My favorite thing about Eliot Spencer is how invested he gets in whatever job/role he’s doing for the con. He has to play a caterer? He will give you a gourmet menu and poach some pears for dessert. He has to play a minor league baseball player? He will hit a home run and he will be excited when the local deli names a sandwich after him. He has to play a police officer? He will make Hardison respond to a call that’s nearby because there might be kids in that house. Eliot commits.
that’s so interesting because he is ALWAYS freaking out at how deeply Hardison commits to his characters.
I think there are key differences in how Eliot and Hardison over-invest in their roles, which is why Eliot fusses at Hardison about it without equating it to what he does himself. (Note: I’m focusing on original series only here.)
Eliot gets over-absorbed because he gets really into what his character does (chef, baseball player, etc.) and loses focus on what the con is trying to accomplish, which isn’t helpful but tends to add authenticity to his individual role. Eliot’s main risk is getting so immersed that he forgets it’s just a con and tries to be that persona rather than doing just enough to fool the mark. He may have some broad-strokes backstory in his head in case someone asks, but his main way to sell his character is just to play the role to the hilt in the current moment. (Prior to the team, he didn’t have a hacker or do long cons, so his main grifting option was to keep things simple, play the role, improv as needed, and hope no one asked too many questions before he finished the job. And be prepared to punch his way out if they did.)
Hardison doesn’t forget he’s playing a role. The part he overdoes is building an “interesting” (often meaning complicated) role and tending to over-act, which tends reduce the authenticity of his performance. The obvious example is “The Ice Man Job,” but it’s the same thing with the overall con in “The Gold Job”–he’s thought out every backstory detail and how to deliver it to the mark, but he lays on the perfectly constructed backstory too hard without reading when to dial back the complexity or exposition. (Prior to the team, it’s implied that he did most of his criminal activity on-line rather than in-person, so the exhaustive planning and documentation was his practical grifting approach.)

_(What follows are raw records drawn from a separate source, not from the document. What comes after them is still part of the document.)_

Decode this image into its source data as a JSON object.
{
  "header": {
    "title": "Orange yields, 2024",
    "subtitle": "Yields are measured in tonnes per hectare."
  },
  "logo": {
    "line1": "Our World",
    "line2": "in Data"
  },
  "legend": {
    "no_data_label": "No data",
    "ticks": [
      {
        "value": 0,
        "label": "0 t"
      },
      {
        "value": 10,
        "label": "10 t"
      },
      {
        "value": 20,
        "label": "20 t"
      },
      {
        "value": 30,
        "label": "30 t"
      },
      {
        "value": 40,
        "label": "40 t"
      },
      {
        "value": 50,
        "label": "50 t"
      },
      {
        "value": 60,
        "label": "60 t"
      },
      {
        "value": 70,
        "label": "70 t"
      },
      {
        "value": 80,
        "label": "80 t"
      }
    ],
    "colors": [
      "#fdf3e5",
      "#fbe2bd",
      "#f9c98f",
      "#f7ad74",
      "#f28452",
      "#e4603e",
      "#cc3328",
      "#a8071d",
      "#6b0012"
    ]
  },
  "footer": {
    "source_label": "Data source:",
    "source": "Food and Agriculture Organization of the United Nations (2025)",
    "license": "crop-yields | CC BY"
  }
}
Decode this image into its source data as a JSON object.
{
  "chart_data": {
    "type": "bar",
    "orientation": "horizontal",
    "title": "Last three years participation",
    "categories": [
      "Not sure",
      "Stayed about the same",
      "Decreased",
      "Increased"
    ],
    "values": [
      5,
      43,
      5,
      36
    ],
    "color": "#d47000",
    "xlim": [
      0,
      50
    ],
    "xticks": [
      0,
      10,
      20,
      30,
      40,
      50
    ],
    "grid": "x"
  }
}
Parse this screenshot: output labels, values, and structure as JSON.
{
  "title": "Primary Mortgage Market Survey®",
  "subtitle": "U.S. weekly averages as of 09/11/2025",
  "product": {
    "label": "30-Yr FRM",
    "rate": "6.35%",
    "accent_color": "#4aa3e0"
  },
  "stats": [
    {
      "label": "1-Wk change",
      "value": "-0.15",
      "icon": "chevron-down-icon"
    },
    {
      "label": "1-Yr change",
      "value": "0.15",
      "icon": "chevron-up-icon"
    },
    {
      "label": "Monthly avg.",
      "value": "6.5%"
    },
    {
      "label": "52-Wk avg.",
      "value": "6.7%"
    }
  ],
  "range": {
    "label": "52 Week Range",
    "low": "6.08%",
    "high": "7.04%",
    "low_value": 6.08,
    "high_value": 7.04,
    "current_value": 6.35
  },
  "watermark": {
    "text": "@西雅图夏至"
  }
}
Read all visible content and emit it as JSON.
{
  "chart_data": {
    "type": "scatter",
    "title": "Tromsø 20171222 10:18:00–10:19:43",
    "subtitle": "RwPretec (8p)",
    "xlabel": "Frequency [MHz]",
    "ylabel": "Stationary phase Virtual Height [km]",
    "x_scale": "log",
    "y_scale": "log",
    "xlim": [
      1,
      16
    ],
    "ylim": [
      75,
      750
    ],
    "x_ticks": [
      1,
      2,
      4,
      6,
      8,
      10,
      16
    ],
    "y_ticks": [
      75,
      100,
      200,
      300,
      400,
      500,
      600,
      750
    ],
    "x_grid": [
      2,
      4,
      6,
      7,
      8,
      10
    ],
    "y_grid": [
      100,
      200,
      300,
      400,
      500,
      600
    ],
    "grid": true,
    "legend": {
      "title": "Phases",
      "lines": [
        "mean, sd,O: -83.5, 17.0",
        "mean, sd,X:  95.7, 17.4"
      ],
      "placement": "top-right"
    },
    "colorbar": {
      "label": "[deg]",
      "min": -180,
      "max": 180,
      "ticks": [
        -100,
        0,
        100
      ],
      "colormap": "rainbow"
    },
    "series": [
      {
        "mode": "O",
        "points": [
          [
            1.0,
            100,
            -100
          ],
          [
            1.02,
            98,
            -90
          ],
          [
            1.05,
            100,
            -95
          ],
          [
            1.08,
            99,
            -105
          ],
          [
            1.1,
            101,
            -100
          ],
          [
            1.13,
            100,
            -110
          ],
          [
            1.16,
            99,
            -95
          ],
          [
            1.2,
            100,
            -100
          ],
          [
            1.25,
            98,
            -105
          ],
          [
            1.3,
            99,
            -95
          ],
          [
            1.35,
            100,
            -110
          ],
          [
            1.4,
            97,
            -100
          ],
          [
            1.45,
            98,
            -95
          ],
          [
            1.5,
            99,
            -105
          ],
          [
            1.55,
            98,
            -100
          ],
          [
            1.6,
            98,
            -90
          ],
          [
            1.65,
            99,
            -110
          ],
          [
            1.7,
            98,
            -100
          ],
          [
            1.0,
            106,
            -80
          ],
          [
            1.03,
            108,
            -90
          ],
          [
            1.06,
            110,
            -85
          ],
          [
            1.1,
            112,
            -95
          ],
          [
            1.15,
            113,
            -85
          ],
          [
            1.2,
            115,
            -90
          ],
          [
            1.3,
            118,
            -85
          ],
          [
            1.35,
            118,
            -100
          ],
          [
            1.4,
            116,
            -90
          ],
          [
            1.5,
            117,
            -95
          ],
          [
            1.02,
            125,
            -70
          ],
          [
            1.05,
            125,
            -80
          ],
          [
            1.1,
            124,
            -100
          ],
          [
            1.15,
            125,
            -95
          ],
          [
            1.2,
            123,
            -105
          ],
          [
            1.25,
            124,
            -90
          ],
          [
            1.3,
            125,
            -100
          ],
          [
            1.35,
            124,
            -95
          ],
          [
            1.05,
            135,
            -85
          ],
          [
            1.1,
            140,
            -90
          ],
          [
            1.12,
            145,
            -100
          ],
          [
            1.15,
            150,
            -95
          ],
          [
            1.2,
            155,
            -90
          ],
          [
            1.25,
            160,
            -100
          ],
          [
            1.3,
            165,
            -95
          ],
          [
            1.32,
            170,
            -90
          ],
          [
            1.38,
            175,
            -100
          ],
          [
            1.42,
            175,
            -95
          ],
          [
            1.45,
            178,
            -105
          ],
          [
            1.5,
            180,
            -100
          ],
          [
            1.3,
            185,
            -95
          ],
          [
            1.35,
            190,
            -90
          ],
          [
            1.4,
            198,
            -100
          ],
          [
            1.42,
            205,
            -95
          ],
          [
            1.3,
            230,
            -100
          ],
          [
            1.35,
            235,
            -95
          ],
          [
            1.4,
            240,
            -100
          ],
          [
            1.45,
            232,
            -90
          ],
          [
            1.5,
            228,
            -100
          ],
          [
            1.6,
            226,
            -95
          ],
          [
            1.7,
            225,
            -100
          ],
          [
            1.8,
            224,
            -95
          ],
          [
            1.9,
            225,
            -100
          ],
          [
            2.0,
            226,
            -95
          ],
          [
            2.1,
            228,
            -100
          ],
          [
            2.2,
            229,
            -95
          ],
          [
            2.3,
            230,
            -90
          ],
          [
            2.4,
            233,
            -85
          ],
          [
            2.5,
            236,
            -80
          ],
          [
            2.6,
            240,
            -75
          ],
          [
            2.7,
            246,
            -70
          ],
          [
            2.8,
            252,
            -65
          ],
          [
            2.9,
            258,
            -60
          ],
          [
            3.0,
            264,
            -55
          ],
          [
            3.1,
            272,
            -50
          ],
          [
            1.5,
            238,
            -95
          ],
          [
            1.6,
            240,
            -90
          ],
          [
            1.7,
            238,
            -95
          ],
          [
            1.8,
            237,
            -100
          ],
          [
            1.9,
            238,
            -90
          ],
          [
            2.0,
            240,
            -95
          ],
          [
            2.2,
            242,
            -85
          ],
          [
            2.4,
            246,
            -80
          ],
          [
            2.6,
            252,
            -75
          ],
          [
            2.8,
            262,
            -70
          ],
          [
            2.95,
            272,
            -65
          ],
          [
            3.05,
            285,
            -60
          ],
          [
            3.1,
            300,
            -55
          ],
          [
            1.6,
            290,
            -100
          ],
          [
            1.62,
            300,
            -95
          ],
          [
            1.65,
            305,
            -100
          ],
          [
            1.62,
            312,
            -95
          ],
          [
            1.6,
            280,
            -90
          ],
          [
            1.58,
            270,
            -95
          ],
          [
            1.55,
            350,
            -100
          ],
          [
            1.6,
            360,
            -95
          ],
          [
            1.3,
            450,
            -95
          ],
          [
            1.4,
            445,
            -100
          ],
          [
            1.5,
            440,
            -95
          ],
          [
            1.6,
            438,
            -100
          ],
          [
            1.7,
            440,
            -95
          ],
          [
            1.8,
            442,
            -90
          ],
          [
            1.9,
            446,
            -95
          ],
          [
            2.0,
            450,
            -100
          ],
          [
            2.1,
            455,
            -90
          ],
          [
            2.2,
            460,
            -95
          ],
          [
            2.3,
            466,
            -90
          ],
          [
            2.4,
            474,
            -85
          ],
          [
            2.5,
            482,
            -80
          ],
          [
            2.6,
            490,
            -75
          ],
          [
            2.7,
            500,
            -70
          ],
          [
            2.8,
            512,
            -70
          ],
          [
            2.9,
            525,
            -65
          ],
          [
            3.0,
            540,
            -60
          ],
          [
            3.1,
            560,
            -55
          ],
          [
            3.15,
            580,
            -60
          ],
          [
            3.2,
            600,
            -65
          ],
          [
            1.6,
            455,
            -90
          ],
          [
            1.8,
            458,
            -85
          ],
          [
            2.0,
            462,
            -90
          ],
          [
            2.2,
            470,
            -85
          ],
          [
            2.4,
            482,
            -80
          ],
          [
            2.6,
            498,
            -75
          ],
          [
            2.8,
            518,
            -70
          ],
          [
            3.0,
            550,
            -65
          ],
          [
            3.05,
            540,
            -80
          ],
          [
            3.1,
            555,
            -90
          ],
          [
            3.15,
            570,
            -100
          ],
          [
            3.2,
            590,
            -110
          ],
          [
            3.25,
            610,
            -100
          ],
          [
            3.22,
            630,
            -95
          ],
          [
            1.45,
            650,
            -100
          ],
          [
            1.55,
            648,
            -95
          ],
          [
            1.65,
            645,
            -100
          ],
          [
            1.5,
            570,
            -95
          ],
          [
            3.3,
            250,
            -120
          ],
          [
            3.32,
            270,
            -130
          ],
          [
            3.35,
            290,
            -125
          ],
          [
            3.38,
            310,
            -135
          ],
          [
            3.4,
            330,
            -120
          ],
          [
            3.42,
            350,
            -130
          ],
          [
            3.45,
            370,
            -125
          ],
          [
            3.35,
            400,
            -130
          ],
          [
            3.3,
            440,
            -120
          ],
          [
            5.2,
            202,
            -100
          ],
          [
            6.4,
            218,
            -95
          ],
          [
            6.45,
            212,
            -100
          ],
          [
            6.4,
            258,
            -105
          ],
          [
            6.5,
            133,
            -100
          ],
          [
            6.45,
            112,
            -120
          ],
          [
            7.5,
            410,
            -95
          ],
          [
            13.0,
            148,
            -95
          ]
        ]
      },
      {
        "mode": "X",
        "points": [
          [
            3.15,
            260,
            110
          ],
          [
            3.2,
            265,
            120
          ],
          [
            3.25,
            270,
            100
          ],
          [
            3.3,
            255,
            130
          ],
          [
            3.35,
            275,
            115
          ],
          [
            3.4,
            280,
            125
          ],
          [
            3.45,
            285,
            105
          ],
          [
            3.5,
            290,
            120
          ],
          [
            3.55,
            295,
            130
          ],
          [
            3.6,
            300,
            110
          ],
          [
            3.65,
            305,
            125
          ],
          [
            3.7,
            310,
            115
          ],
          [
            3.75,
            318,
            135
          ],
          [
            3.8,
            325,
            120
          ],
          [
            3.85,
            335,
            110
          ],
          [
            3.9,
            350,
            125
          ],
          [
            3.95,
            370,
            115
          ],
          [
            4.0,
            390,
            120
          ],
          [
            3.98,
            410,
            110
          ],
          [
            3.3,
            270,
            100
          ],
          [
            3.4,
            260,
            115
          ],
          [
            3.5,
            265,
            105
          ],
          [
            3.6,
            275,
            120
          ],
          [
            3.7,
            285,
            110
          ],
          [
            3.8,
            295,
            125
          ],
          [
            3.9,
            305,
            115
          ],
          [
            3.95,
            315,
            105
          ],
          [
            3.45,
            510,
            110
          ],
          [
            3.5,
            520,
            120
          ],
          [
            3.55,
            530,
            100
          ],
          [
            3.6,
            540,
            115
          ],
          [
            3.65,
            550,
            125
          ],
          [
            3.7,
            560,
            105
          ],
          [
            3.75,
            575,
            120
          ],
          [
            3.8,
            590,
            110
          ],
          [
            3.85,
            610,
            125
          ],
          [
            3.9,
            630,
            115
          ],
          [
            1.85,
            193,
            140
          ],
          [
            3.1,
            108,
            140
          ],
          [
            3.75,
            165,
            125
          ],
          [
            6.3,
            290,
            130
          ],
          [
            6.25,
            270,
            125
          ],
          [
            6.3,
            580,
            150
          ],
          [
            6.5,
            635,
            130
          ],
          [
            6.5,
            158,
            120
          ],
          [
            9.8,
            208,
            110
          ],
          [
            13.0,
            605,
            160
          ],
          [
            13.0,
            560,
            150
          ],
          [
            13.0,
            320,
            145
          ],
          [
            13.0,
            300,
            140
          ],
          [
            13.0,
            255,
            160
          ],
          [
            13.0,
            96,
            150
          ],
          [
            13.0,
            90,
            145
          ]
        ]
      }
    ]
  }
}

If you assign Eliot to be a chef, he’s gonna be a chef. He’ll get distracted from the con by the fact that they’re running out of onions and he just can’t get the flavor of this sauce quite right, but everyone around him will believe he’s a chef. If you ask him where he went to culinary school, he’ll glare at you and maybe throw out some sparse details (trusting Hardison to back it up if anyone tries to check it)–dig too far, and he’s probably gonna be relying on dodging questions or having Hardison in his ear feeding him backstory details.
If you assign Hardison to be a chef, he’s going to have thought out and documented every detail of his backstory, researched his character’s favorite recipes so he can discuss them in detail, etc. You ask him something–anything–about his character and he’ll answer in such detail that your head will spin. But if you tell him the kitchen’s down to its last onion and ask what he wants you to do about that, he’ll be caught completely by surprise and flummoxed about what to do (unless Eliot is in his ear telling him who to send on a supply run to and what menu items to scratch in the meantime).
@onyxbird, I love this distinction, thank you!! What I’m hearing from your lovely meta is that Eliot gets so stressed about Hardison overcompensating. if you want to lie, stick as close to the truth as possible, don’t give out too many explanations, and act casual. BE casual. But Hardison has to constantly prove how smart he is, how prepared he is, how well he fits in–so he automatically stands out. Online you need receipts all the time, but in real life you can trust non verbal cues.
Can I point out?
- Hardison’s grifting in the style of a dedicated D&D player.
- Eliot is grifting in the style of a man with a past he’s ashamed over.
Oh no
The difference is Hardison is just making up characters. It’s fiction to him, here’s what a millionaire diamond smuggler would be like, here’s a fun adventure story to tell.
But Eliot is discovering different people he could have been. In another life he could have been the minor league baseball star, the country singer, the chef, the gym teacher. And just for a little whole he gets to be that other person, maybe a better person, maybe a happier person. Of course he gets wrapped up in it, and of course it’s hard for him to have to stop being that version of himself. What if things had been different. What if he hadn’t done what he’d done. What if he could just be this instead.
@gnar-slabdash how very fucking dare you be so so correct and break my heart like this 😭😭😭
I want to point out also that when Hardison has No Time To Prepare– like mile high job, or bank shot job, he does great! he goes with the flow, a little nervously, but he grifts solidly. A little awkward, but normal-human-levels of awkwardness, people go “oh yeah, Teme the violinist is just Like That” he gets the mark’s company to throw him a birthday party! he wins a court case! It’s only when he has time to plan ahead of time that things get a little iffy– the difference between a stilted, scripted skit and solid improv. you assign Hardison to be a chef, and you get a mess. but If Someone needs to be a chef and Eliot’s not there and you shove Hardison in the kitchen, I believe he could make it…at least long enough to channel Eliot, shout ‘who put raw onions in this?’ and run while everyone’s distracted.